Maryland v. King

Posted: January 25, 2015 by beguide in case summaries, Criminal Procedure, Right to Privacy, Technology


WHAT HAPPENED: King was arrested under suspicion of a generally horrible crime; and at the time of his arrest, the Maryland police took a DNA sample without a warrant. The DNA sample was used to link King to the crime and then later used to convict King of the crime.

WHY IS THIS BEFORE THE SUPREME COURT: Sadly, the Court did not review this case to pat the Maryland police on the back for effective police work. The DNA sample was taken pursuant to a Maryland law that allowed police to take DNA samples upon arrest without a warrant, provided that the sample was destroyed shortly after.
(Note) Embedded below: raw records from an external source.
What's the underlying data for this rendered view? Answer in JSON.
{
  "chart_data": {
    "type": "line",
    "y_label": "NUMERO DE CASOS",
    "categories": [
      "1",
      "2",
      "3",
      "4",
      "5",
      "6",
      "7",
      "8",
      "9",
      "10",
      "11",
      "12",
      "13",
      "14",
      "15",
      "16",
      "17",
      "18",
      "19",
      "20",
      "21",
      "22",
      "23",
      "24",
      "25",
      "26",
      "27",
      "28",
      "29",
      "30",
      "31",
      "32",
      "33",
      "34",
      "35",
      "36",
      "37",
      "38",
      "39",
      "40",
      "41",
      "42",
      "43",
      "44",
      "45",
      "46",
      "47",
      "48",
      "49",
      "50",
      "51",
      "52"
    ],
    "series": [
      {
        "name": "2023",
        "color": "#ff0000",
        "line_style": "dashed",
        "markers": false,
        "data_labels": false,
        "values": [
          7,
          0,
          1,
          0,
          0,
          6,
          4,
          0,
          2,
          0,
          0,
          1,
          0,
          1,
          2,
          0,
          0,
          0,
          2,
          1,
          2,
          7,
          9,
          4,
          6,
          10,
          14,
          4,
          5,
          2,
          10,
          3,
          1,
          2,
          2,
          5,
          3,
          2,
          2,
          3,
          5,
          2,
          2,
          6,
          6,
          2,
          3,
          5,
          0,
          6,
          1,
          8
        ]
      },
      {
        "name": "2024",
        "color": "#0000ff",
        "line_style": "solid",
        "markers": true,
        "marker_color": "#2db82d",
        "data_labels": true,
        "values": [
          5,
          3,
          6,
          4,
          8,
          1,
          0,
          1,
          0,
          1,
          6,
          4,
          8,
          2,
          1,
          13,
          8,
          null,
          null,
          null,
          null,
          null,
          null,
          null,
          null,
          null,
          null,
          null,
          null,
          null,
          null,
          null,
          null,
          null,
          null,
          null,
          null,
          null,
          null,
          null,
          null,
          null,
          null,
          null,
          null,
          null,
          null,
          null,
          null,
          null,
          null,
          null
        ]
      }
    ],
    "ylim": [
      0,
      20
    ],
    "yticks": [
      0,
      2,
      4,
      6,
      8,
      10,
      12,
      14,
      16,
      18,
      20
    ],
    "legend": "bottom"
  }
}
King argued that taking the sample was a 4th amendment violation, since the police were seizing King’s genetic material without a warrant.

WHAT ARE THE RAMIFICATIONS OF THIS DECISION: The decision would stand to either benefit or hinder police work in lieu of current developments in genetics and DNA testing. As science continues to develop regarding our ability to use DNA in connecting or exonerating accused defendants, the King case stood to balance the 4th Amendment against an effective way of linking defendants to crimes.

WHAT WAS THE RULING: The Court ruled 5-4 in favor of the State of Maryland and upheld King’s conviction. The majority opinion was written by Justice Kennedy, who stated that the parameters of the law which had safeguards that would ensure that the search was nominally intrusive was reasonable in light of the benefit it would provide to police.  In balancing the interests of both sides, Kennedy stated that the nominal intrusion of the DNA test was outweighed by the benefit given to law enforcement. The dissent was written by Justice Scalia, who held that the Maryland statute was an unequivocal violation of the 4th Amendment, as it permitted police to search highly private information without a warrant or probable cause. In a style that is commonly described as “scathing”, Scalia read his opinion aloud and warned that the Court was allowing the police to collect your DNA into a national database, regardless of the arrest.

THE GOOD GUYS WON IF YOU: have had any practical experience with the criminal justice system.

THE BAD GUYS WON IF YOU: you a Supreme Court justice who loves literal reads of the Constitution, fiery rhetoric, and 1984 Big Brother conspiracy theories.

WHO WAS RIGHT: This decision predated the podcast by about two years, so let’s say we were both right.